TL;DR: IDE code completion typically uses type-based filtering, producing long alphabetical lists. This paper applies n-gram language models trained on large code corpora to rank completions by probability — putting the most likely completion first.
The Problem
Traditional code completion in IDEs like Eclipse or IntelliJ shows all type-correct options sorted alphabetically. When you type list., the IDE presents every method available on List — from add() all the way to trimToSize() — in alphabetical order.
The right choice is often buried deep in a long list. If you want size(), you scroll past dozens of methods. If you want get(), you still have to scan through the list or type enough characters to narrow it down. The result: developers spend keystrokes and time navigating completions that could have been predicted from context.
What developers actually want is the most likely completion at the top — the one that fits the current code context, not just the one that comes first alphabetically.
The Key Idea
The core insight is simple: code is repetitive and predictable. Just like natural language models can predict the next word in a sentence, a language model trained on millions of lines of code can predict the most probable next token in a program.
The approach works in three steps:
Train an n-gram language model
Collect a large corpus of code (millions of lines of Java). Tokenize each program and build an n-gram model that captures the probability of each token given its preceding context.
Query the model at completion time
When the developer triggers completion, take the preceding tokens as context and ask the model: what is the most likely next token? The model returns a ranked list of candidates with their probabilities.
Combine with the type system
Filter the model's predictions through the type system to ensure every suggestion is type-correct. This gives you the best of both worlds: statistical ranking for relevance, type-checking for correctness.
The n-gram model captures patterns like: after for (int i = 0; i <, the next token is very likely list.size() or arr.length. After str., the most common method is length(), not codePointAt().
An n-gram model uses the preceding tokens as context to predict the next token.
Interactive Demo
Compare statistical completion (our approach) with traditional alphabetical completion. Select an example context, then type a prefix to filter completions. Notice how the intended completion is ranked first by the statistical model but buried in the alphabetical list.
Statistical vs. Traditional Completion
Traditional (Alphabetical)
Statistical (Ours)
The highlighted row is the intended completion. Statistical ranking places it at rank #1; alphabetical ordering buries it much lower.
How It Works
N-gram language models for code
An n-gram model estimates the probability of a token given the previous n-1 tokens. For a 3-gram model, the probability of token t given the context t-2 t-1 is estimated from the training corpus by counting:
P(t | t_{-2}, t_{-1}) = count(t_{-2}, t_{-1}, t) / count(t_{-2}, t_{-1})In practice, the paper uses Witten-Bell smoothed n-gram models (with n=3, trigrams). Smoothing is crucial because many valid token sequences are rare or unseen in the training data, and the model needs to assign non-zero probability to them.

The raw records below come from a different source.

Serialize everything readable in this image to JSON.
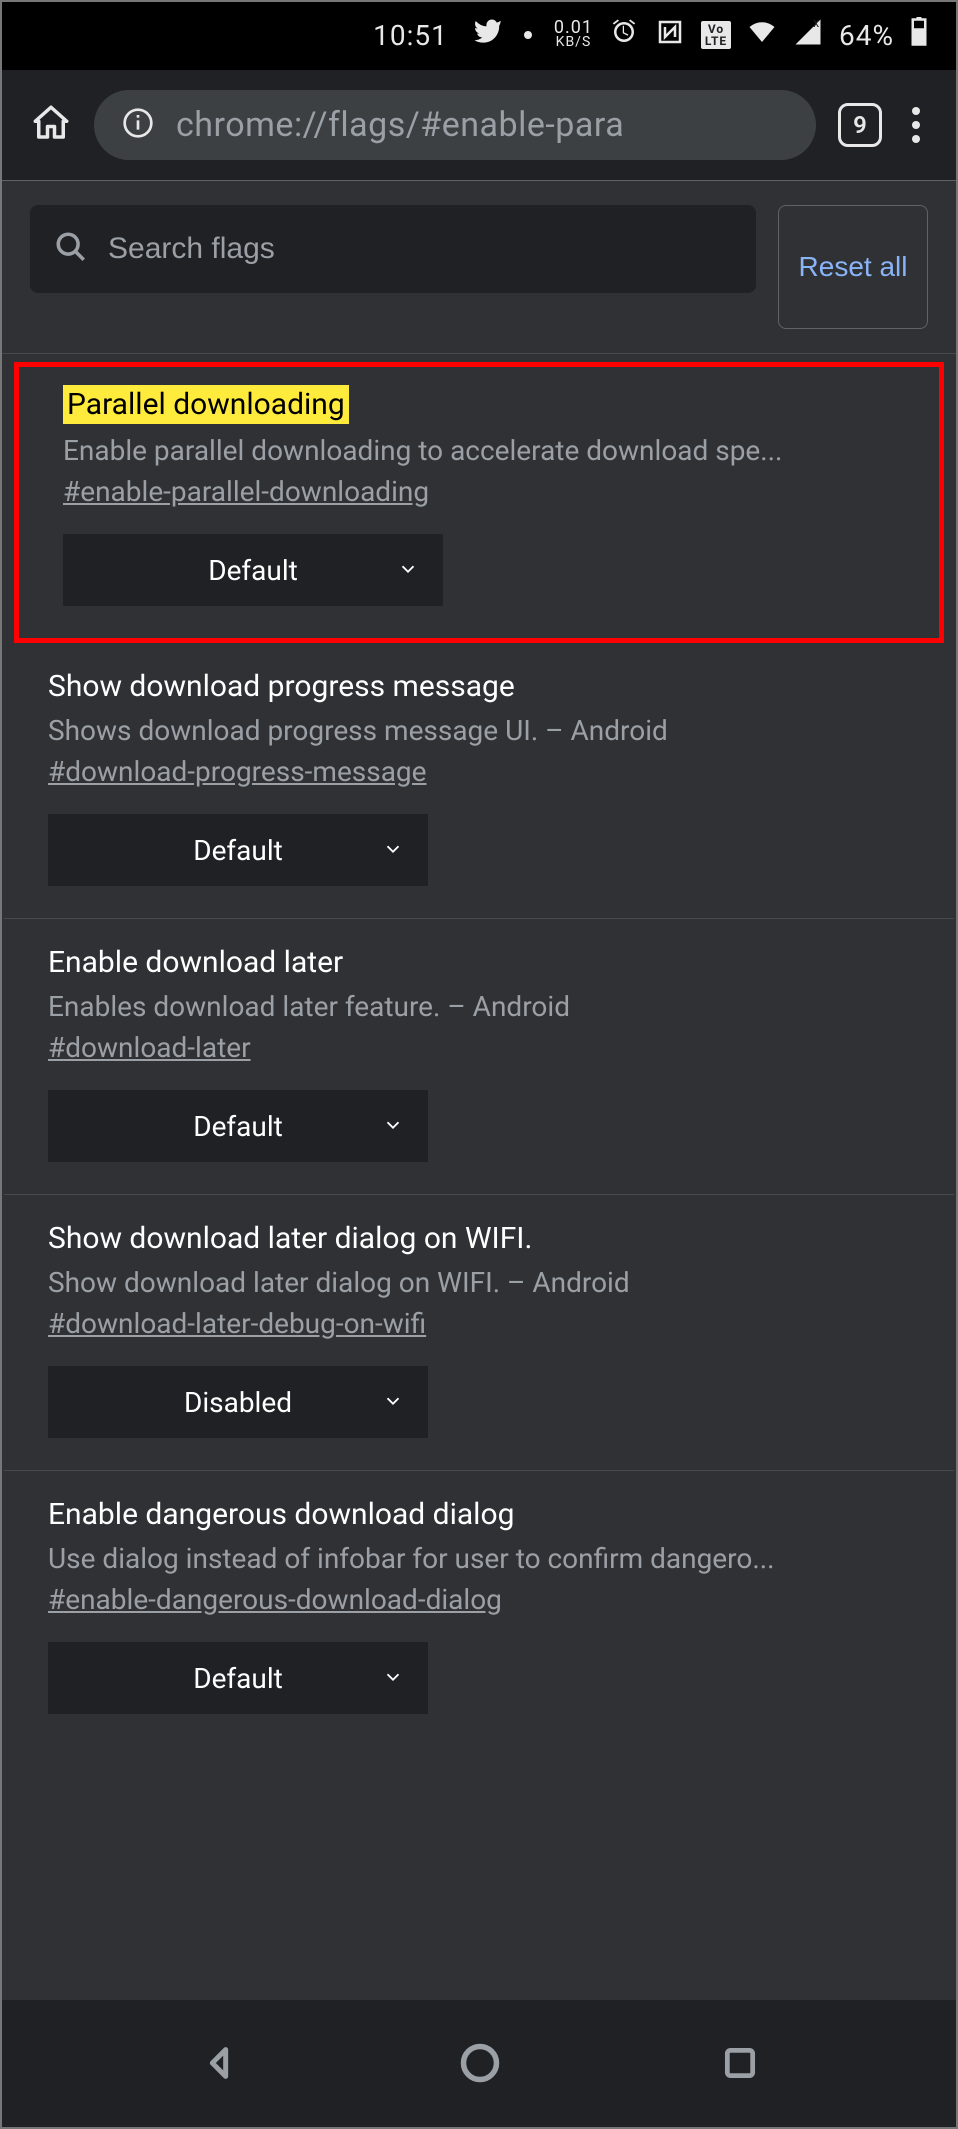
{
  "statusbar": {
    "time": "10:51",
    "net_speed_value": "0.01",
    "net_speed_unit": "KB/S",
    "volte_badge": "Vo LTE",
    "battery_pct": "64%"
  },
  "toolbar": {
    "url": "chrome://flags/#enable-para",
    "tab_count": "9"
  },
  "search": {
    "placeholder": "Search flags",
    "reset_label": "Reset all"
  },
  "flags": [
    {
      "title": "Parallel downloading",
      "desc": "Enable parallel downloading to accelerate download spe...",
      "hash": "#enable-parallel-downloading",
      "value": "Default",
      "highlighted": true,
      "title_hl": true
    },
    {
      "title": "Show download progress message",
      "desc": "Shows download progress message UI. – Android",
      "hash": "#download-progress-message",
      "value": "Default"
    },
    {
      "title": "Enable download later",
      "desc": "Enables download later feature. – Android",
      "hash": "#download-later",
      "value": "Default"
    },
    {
      "title": "Show download later dialog on WIFI.",
      "desc": "Show download later dialog on WIFI. – Android",
      "hash": "#download-later-debug-on-wifi",
      "value": "Disabled"
    },
    {
      "title": "Enable dangerous download dialog",
      "desc": "Use dialog instead of infobar for user to confirm dangero...",
      "hash": "#enable-dangerous-download-dialog",
      "value": "Default"
    }
  ]
}
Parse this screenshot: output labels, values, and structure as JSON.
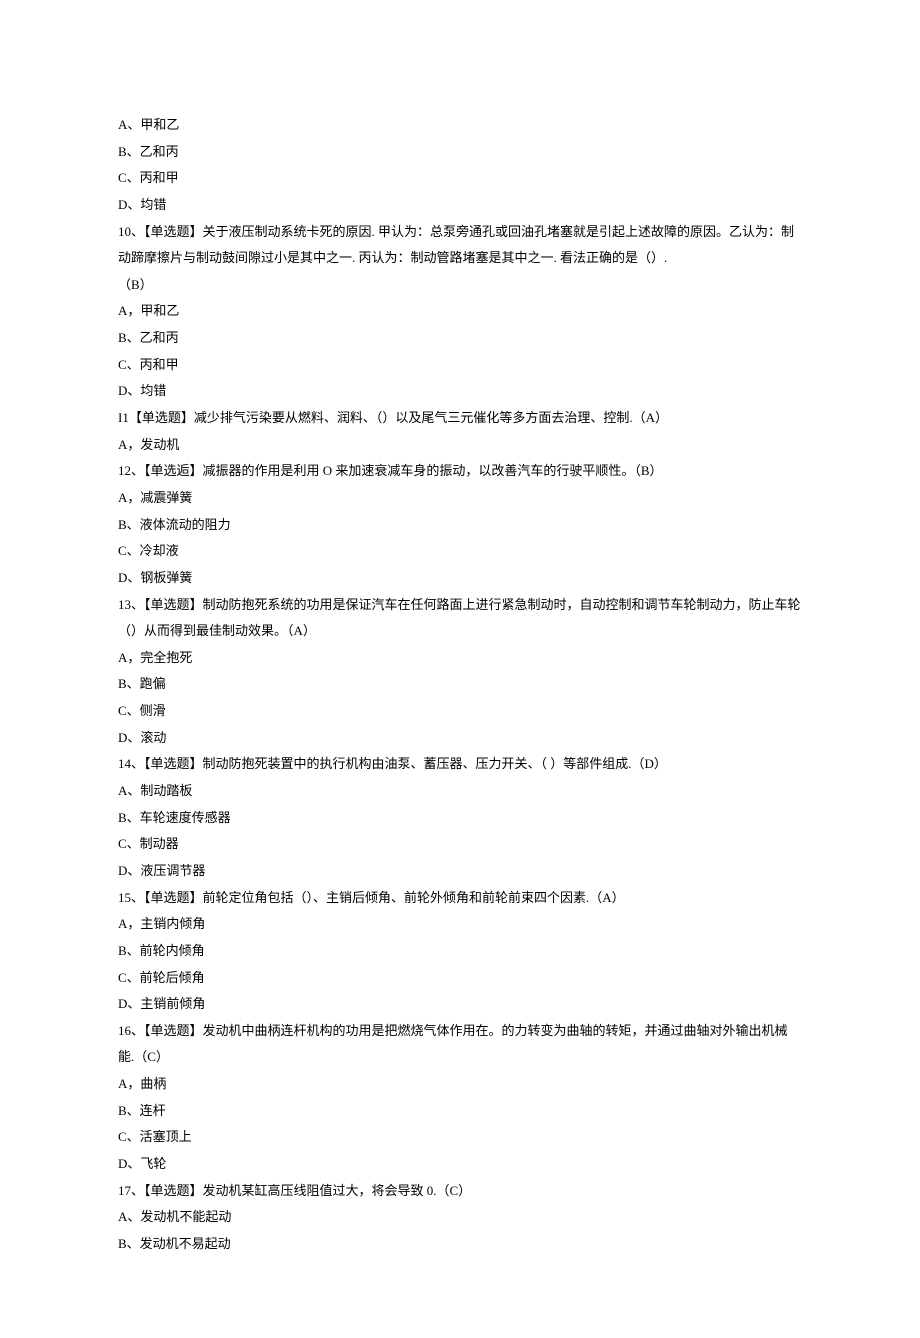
{
  "lines": [
    "A、甲和乙",
    "B、乙和丙",
    "C、丙和甲",
    "D、均错",
    "10、【单选题】关于液压制动系统卡死的原因. 甲认为：总泵旁通孔或回油孔堵塞就是引起上述故障的原因。乙认为：制动蹄摩擦片与制动鼓间隙过小是其中之一. 丙认为：制动管路堵塞是其中之一. 看法正确的是（）.",
    "（B）",
    "A，甲和乙",
    "B、乙和丙",
    "C、丙和甲",
    "D、均错",
    "I1【单选题】减少排气污染要从燃料、润料、（）以及尾气三元催化等多方面去治理、控制.（A）",
    "A，发动机",
    "12、【单选逅】减振器的作用是利用 O 来加速衰减车身的振动，以改善汽车的行驶平顺性。（B）",
    "A，减震弹簧",
    "B、液体流动的阻力",
    "C、冷却液",
    "D、钢板弹簧",
    "13、【单选题】制动防抱死系统的功用是保证汽车在任何路面上进行紧急制动时，自动控制和调节车轮制动力，防止车轮（）从而得到最佳制动效果。（A）",
    "A，完全抱死",
    "B、跑偏",
    "C、侧滑",
    "D、滚动",
    "14、【单选题】制动防抱死装置中的执行机构由油泵、蓄压器、压力开关、（ ）等部件组成.（D）",
    "A、制动踏板",
    "B、车轮速度传感器",
    "C、制动器",
    "D、液压调节器",
    "15、【单选题】前轮定位角包括（）、主销后倾角、前轮外倾角和前轮前束四个因素.（A）",
    "A，主销内倾角",
    "B、前轮内倾角",
    "C、前轮后倾角",
    "D、主销前倾角",
    "16、【单选题】发动机中曲柄连杆机构的功用是把燃烧气体作用在。的力转变为曲轴的转矩，并通过曲轴对外输出机械能.（C）",
    "A，曲柄",
    "B、连杆",
    "C、活塞顶上",
    "D、飞轮",
    "17、【单选题】发动机某缸高压线阻值过大，将会导致 0.（C）",
    "A、发动机不能起动",
    "B、发动机不易起动"
  ]
}
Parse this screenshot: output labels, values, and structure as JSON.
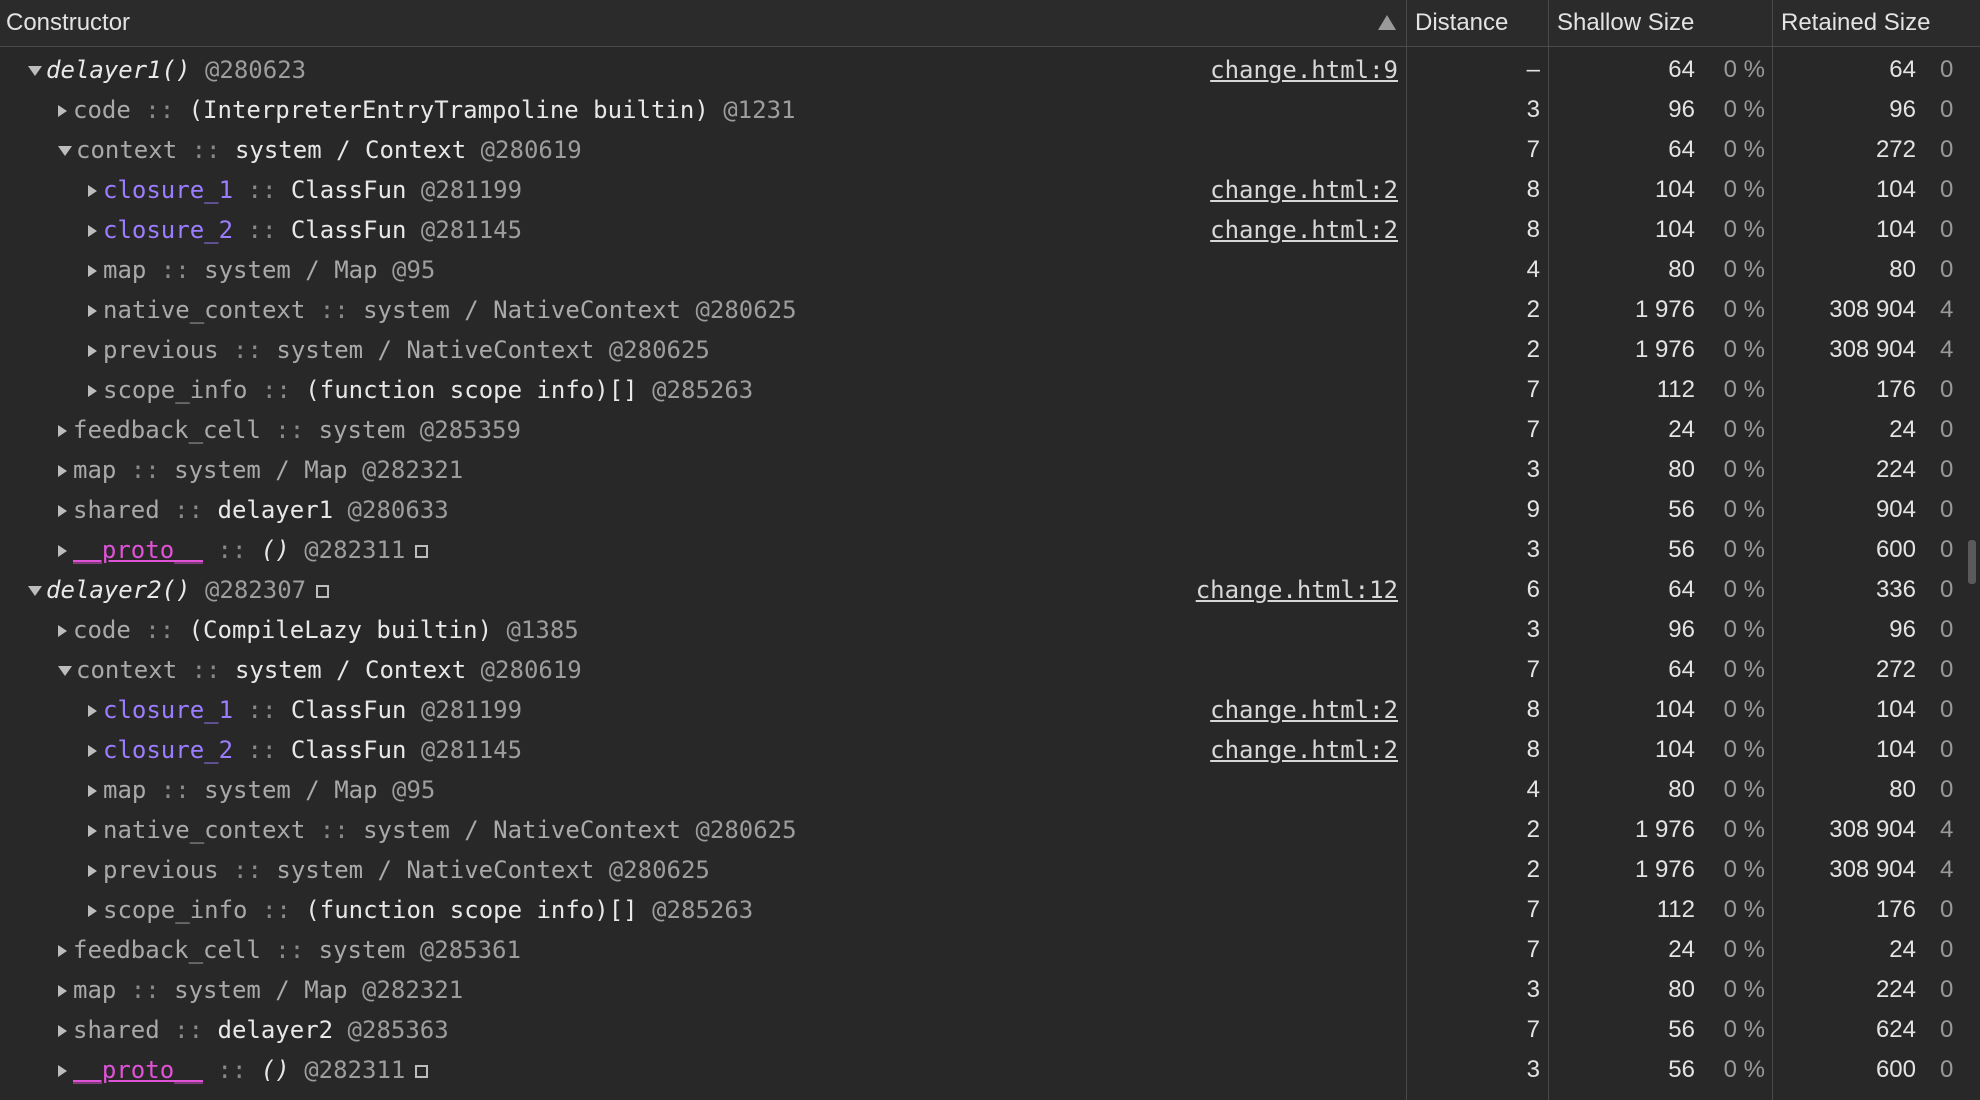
{
  "header": {
    "constructor": "Constructor",
    "distance": "Distance",
    "shallow_size": "Shallow Size",
    "retained_size": "Retained Size"
  },
  "colors": {
    "background": "#282828",
    "closure_link": "#9d7dff",
    "proto": "#e052d6"
  },
  "rows": [
    {
      "indent": 0,
      "toggle": "down",
      "name": "delayer1()",
      "name_style": "ital",
      "sep": "",
      "type": "",
      "type_style": "",
      "id": "@280623",
      "box": false,
      "link": "change.html:9",
      "distance": "–",
      "shallow": "64",
      "shallow_pct": "0 %",
      "retained": "64",
      "retained_pct": "0"
    },
    {
      "indent": 1,
      "toggle": "right",
      "name": "code",
      "name_style": "grey",
      "sep": " :: ",
      "type": "(InterpreterEntryTrampoline builtin)",
      "type_style": "",
      "id": "@1231",
      "box": false,
      "link": "",
      "distance": "3",
      "shallow": "96",
      "shallow_pct": "0 %",
      "retained": "96",
      "retained_pct": "0"
    },
    {
      "indent": 1,
      "toggle": "down",
      "name": "context",
      "name_style": "grey",
      "sep": " :: ",
      "type": "system / Context",
      "type_style": "",
      "id": "@280619",
      "box": false,
      "link": "",
      "distance": "7",
      "shallow": "64",
      "shallow_pct": "0 %",
      "retained": "272",
      "retained_pct": "0"
    },
    {
      "indent": 2,
      "toggle": "right",
      "name": "closure_1",
      "name_style": "link",
      "sep": " :: ",
      "type": "ClassFun",
      "type_style": "",
      "id": "@281199",
      "box": false,
      "link": "change.html:2",
      "distance": "8",
      "shallow": "104",
      "shallow_pct": "0 %",
      "retained": "104",
      "retained_pct": "0"
    },
    {
      "indent": 2,
      "toggle": "right",
      "name": "closure_2",
      "name_style": "link",
      "sep": " :: ",
      "type": "ClassFun",
      "type_style": "",
      "id": "@281145",
      "box": false,
      "link": "change.html:2",
      "distance": "8",
      "shallow": "104",
      "shallow_pct": "0 %",
      "retained": "104",
      "retained_pct": "0"
    },
    {
      "indent": 2,
      "toggle": "right",
      "name": "map",
      "name_style": "grey",
      "sep": " :: ",
      "type": "system / Map",
      "type_style": "grey",
      "id": "@95",
      "box": false,
      "link": "",
      "distance": "4",
      "shallow": "80",
      "shallow_pct": "0 %",
      "retained": "80",
      "retained_pct": "0"
    },
    {
      "indent": 2,
      "toggle": "right",
      "name": "native_context",
      "name_style": "grey",
      "sep": " :: ",
      "type": "system / NativeContext",
      "type_style": "grey",
      "id": "@280625",
      "box": false,
      "link": "",
      "distance": "2",
      "shallow": "1 976",
      "shallow_pct": "0 %",
      "retained": "308 904",
      "retained_pct": "4"
    },
    {
      "indent": 2,
      "toggle": "right",
      "name": "previous",
      "name_style": "grey",
      "sep": " :: ",
      "type": "system / NativeContext",
      "type_style": "grey",
      "id": "@280625",
      "box": false,
      "link": "",
      "distance": "2",
      "shallow": "1 976",
      "shallow_pct": "0 %",
      "retained": "308 904",
      "retained_pct": "4"
    },
    {
      "indent": 2,
      "toggle": "right",
      "name": "scope_info",
      "name_style": "grey",
      "sep": " :: ",
      "type": "(function scope info)[]",
      "type_style": "",
      "id": "@285263",
      "box": false,
      "link": "",
      "distance": "7",
      "shallow": "112",
      "shallow_pct": "0 %",
      "retained": "176",
      "retained_pct": "0"
    },
    {
      "indent": 1,
      "toggle": "right",
      "name": "feedback_cell",
      "name_style": "grey",
      "sep": " :: ",
      "type": "system",
      "type_style": "grey",
      "id": "@285359",
      "box": false,
      "link": "",
      "distance": "7",
      "shallow": "24",
      "shallow_pct": "0 %",
      "retained": "24",
      "retained_pct": "0"
    },
    {
      "indent": 1,
      "toggle": "right",
      "name": "map",
      "name_style": "grey",
      "sep": " :: ",
      "type": "system / Map",
      "type_style": "grey",
      "id": "@282321",
      "box": false,
      "link": "",
      "distance": "3",
      "shallow": "80",
      "shallow_pct": "0 %",
      "retained": "224",
      "retained_pct": "0"
    },
    {
      "indent": 1,
      "toggle": "right",
      "name": "shared",
      "name_style": "grey",
      "sep": " :: ",
      "type": "delayer1",
      "type_style": "",
      "id": "@280633",
      "box": false,
      "link": "",
      "distance": "9",
      "shallow": "56",
      "shallow_pct": "0 %",
      "retained": "904",
      "retained_pct": "0"
    },
    {
      "indent": 1,
      "toggle": "right",
      "name": "__proto__",
      "name_style": "pink",
      "sep": " :: ",
      "type": "()",
      "type_style": "ital",
      "id": "@282311",
      "box": true,
      "link": "",
      "distance": "3",
      "shallow": "56",
      "shallow_pct": "0 %",
      "retained": "600",
      "retained_pct": "0"
    },
    {
      "indent": 0,
      "toggle": "down",
      "name": "delayer2()",
      "name_style": "ital",
      "sep": "",
      "type": "",
      "type_style": "",
      "id": "@282307",
      "box": true,
      "link": "change.html:12",
      "distance": "6",
      "shallow": "64",
      "shallow_pct": "0 %",
      "retained": "336",
      "retained_pct": "0"
    },
    {
      "indent": 1,
      "toggle": "right",
      "name": "code",
      "name_style": "grey",
      "sep": " :: ",
      "type": "(CompileLazy builtin)",
      "type_style": "",
      "id": "@1385",
      "box": false,
      "link": "",
      "distance": "3",
      "shallow": "96",
      "shallow_pct": "0 %",
      "retained": "96",
      "retained_pct": "0"
    },
    {
      "indent": 1,
      "toggle": "down",
      "name": "context",
      "name_style": "grey",
      "sep": " :: ",
      "type": "system / Context",
      "type_style": "",
      "id": "@280619",
      "box": false,
      "link": "",
      "distance": "7",
      "shallow": "64",
      "shallow_pct": "0 %",
      "retained": "272",
      "retained_pct": "0"
    },
    {
      "indent": 2,
      "toggle": "right",
      "name": "closure_1",
      "name_style": "link",
      "sep": " :: ",
      "type": "ClassFun",
      "type_style": "",
      "id": "@281199",
      "box": false,
      "link": "change.html:2",
      "distance": "8",
      "shallow": "104",
      "shallow_pct": "0 %",
      "retained": "104",
      "retained_pct": "0"
    },
    {
      "indent": 2,
      "toggle": "right",
      "name": "closure_2",
      "name_style": "link",
      "sep": " :: ",
      "type": "ClassFun",
      "type_style": "",
      "id": "@281145",
      "box": false,
      "link": "change.html:2",
      "distance": "8",
      "shallow": "104",
      "shallow_pct": "0 %",
      "retained": "104",
      "retained_pct": "0"
    },
    {
      "indent": 2,
      "toggle": "right",
      "name": "map",
      "name_style": "grey",
      "sep": " :: ",
      "type": "system / Map",
      "type_style": "grey",
      "id": "@95",
      "box": false,
      "link": "",
      "distance": "4",
      "shallow": "80",
      "shallow_pct": "0 %",
      "retained": "80",
      "retained_pct": "0"
    },
    {
      "indent": 2,
      "toggle": "right",
      "name": "native_context",
      "name_style": "grey",
      "sep": " :: ",
      "type": "system / NativeContext",
      "type_style": "grey",
      "id": "@280625",
      "box": false,
      "link": "",
      "distance": "2",
      "shallow": "1 976",
      "shallow_pct": "0 %",
      "retained": "308 904",
      "retained_pct": "4"
    },
    {
      "indent": 2,
      "toggle": "right",
      "name": "previous",
      "name_style": "grey",
      "sep": " :: ",
      "type": "system / NativeContext",
      "type_style": "grey",
      "id": "@280625",
      "box": false,
      "link": "",
      "distance": "2",
      "shallow": "1 976",
      "shallow_pct": "0 %",
      "retained": "308 904",
      "retained_pct": "4"
    },
    {
      "indent": 2,
      "toggle": "right",
      "name": "scope_info",
      "name_style": "grey",
      "sep": " :: ",
      "type": "(function scope info)[]",
      "type_style": "",
      "id": "@285263",
      "box": false,
      "link": "",
      "distance": "7",
      "shallow": "112",
      "shallow_pct": "0 %",
      "retained": "176",
      "retained_pct": "0"
    },
    {
      "indent": 1,
      "toggle": "right",
      "name": "feedback_cell",
      "name_style": "grey",
      "sep": " :: ",
      "type": "system",
      "type_style": "grey",
      "id": "@285361",
      "box": false,
      "link": "",
      "distance": "7",
      "shallow": "24",
      "shallow_pct": "0 %",
      "retained": "24",
      "retained_pct": "0"
    },
    {
      "indent": 1,
      "toggle": "right",
      "name": "map",
      "name_style": "grey",
      "sep": " :: ",
      "type": "system / Map",
      "type_style": "grey",
      "id": "@282321",
      "box": false,
      "link": "",
      "distance": "3",
      "shallow": "80",
      "shallow_pct": "0 %",
      "retained": "224",
      "retained_pct": "0"
    },
    {
      "indent": 1,
      "toggle": "right",
      "name": "shared",
      "name_style": "grey",
      "sep": " :: ",
      "type": "delayer2",
      "type_style": "",
      "id": "@285363",
      "box": false,
      "link": "",
      "distance": "7",
      "shallow": "56",
      "shallow_pct": "0 %",
      "retained": "624",
      "retained_pct": "0"
    },
    {
      "indent": 1,
      "toggle": "right",
      "name": "__proto__",
      "name_style": "pink",
      "sep": " :: ",
      "type": "()",
      "type_style": "ital",
      "id": "@282311",
      "box": true,
      "link": "",
      "distance": "3",
      "shallow": "56",
      "shallow_pct": "0 %",
      "retained": "600",
      "retained_pct": "0"
    }
  ]
}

Training on large code corpora
The model is trained on a massive corpus of open-source Android Java code (over 3 million methods from GitHub). Each file is tokenized — identifiers, keywords, operators, and literals become individual tokens — and the n-gram counts are collected across the entire corpus.
A key design choice is the tokenization strategy. The paper explores two levels of abstraction:
- Full tokens: Keep all identifiers as-is. This captures naming conventions and common variable names.
- Abstracted tokens: Replace local variable names with canonical placeholders. This helps the model generalize across different naming styles.
Combining with the type system
The language model alone might suggest tokens that are syntactically plausible but type-incorrect. The paper combines the model with a type-based completion engine: the type system generates the set of valid completions, and the language model ranks them. This ensures every suggestion is both type-safe and ranked by likelihood.
Results
The statistical approach dramatically improves completion ranking compared to traditional alphabetical ordering:
On Java/Android completions: the desired completion appears in the top 3 suggestions over 90% of the time (vs. being scattered across a long alphabetical list). The model reduces the average number of keystrokes needed to reach the correct completion significantly.
The paper also shows that the approach generalizes well: a model trained on one set of projects performs well when applied to entirely different projects, confirming that code indeed follows predictable statistical patterns.
This work was an early and influential demonstration that statistical language models — the same kind used for natural language processing — can dramatically improve developer tools. It helped pave the way for the neural code completion systems (including large language models) that are now ubiquitous in modern IDEs.